Lambergh 1    Lambergh 2

The hotel also features a wellness area with a pool, saunas and fitness, all of which can also be used on a day basis by visitors and meeting/conference rooms which are available for hire. The hotel has beautiful grounds, including the Castle Park, and it is no surprise that they already have several weddings booked for the coming months – the wedding photos, with the Alps in the background, will no doubt be stunning. The village of Dvorska vas is just a short drive from Radovljica and Bled and the surrounding areas are ideal for all kinds of activities such as cycling, hiking, panoramic flights at the nearby airport, or just relaxing breaks.

Elsewhere in Slovenia, politicians are once again making the headlines for the wrong reasons. In what surely must be a historical first, a minister in the new coalition government, which was formed on Wednesday last week and began work on Thursday, had to resign after just 2 working days due to a scandal over an (alleged) illegal building issue (this is an issue which seems to frequently rear its ugly head here). Does anyone else have any stories to beat that one – I’d be interested to hear them?!

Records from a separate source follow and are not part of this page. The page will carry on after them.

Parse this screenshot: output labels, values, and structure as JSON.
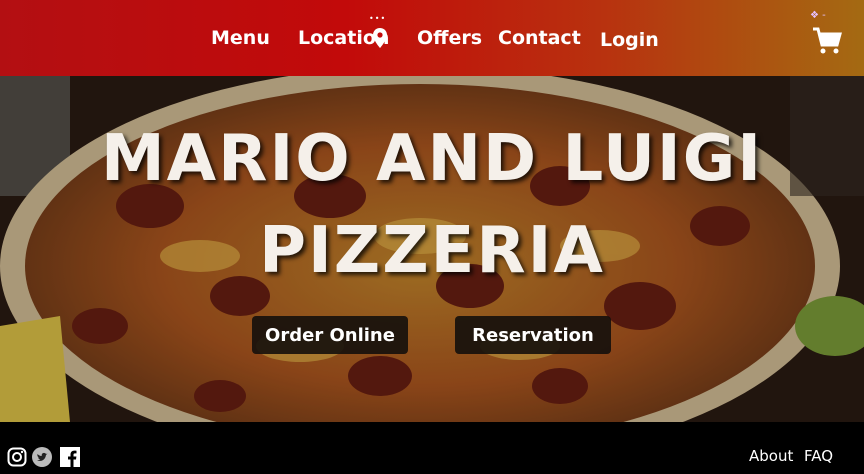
{
  "nav": {
    "menu": "Menu",
    "location": "Location",
    "offers": "Offers",
    "contact": "Contact",
    "login": "Login",
    "icons": [
      "location-pin-icon",
      "cart-icon"
    ]
  },
  "hero": {
    "title_line1": "MARIO AND LUIGI",
    "title_line2": "PIZZERIA",
    "order_button": "Order Online",
    "reservation_button": "Reservation"
  },
  "footer": {
    "about": "About",
    "faq": "FAQ",
    "social_icons": [
      "instagram-icon",
      "twitter-icon",
      "facebook-icon"
    ]
  },
  "colors": {
    "nav_start": "#c20a0a",
    "nav_end": "#a46a12",
    "footer": "#000000"
  }
}
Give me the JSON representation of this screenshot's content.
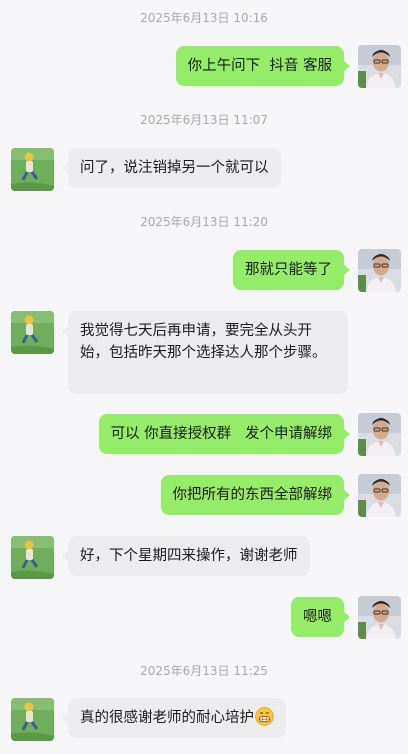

I spent the Easter weekend in Vienna with a friend who had flown over from the UK. As I’ve previously mentioned, that’s one of the definite advantages of living in a country that is bordered by other countries, and Vienna can be reached either by car (approximately 4 hours), by train (5-6 hours) or by plane (50 minutes) – I plumped for the latter! It was a very easy, smooth journey and with the modern fast CAT trains from the airport to the centre, you can reach the city centre within 15 minutes of leaving the airport, meaning that it’s perfectly feasible to go from Slovenia just for a day or two. There’s a lot to see and do in Vienna however the unseasonably cold weather did somewhat hamper our plans though not dampen our spirits and we nonetheless managed to see all the main sights and it was lovely to spend some time with my good friend Helen.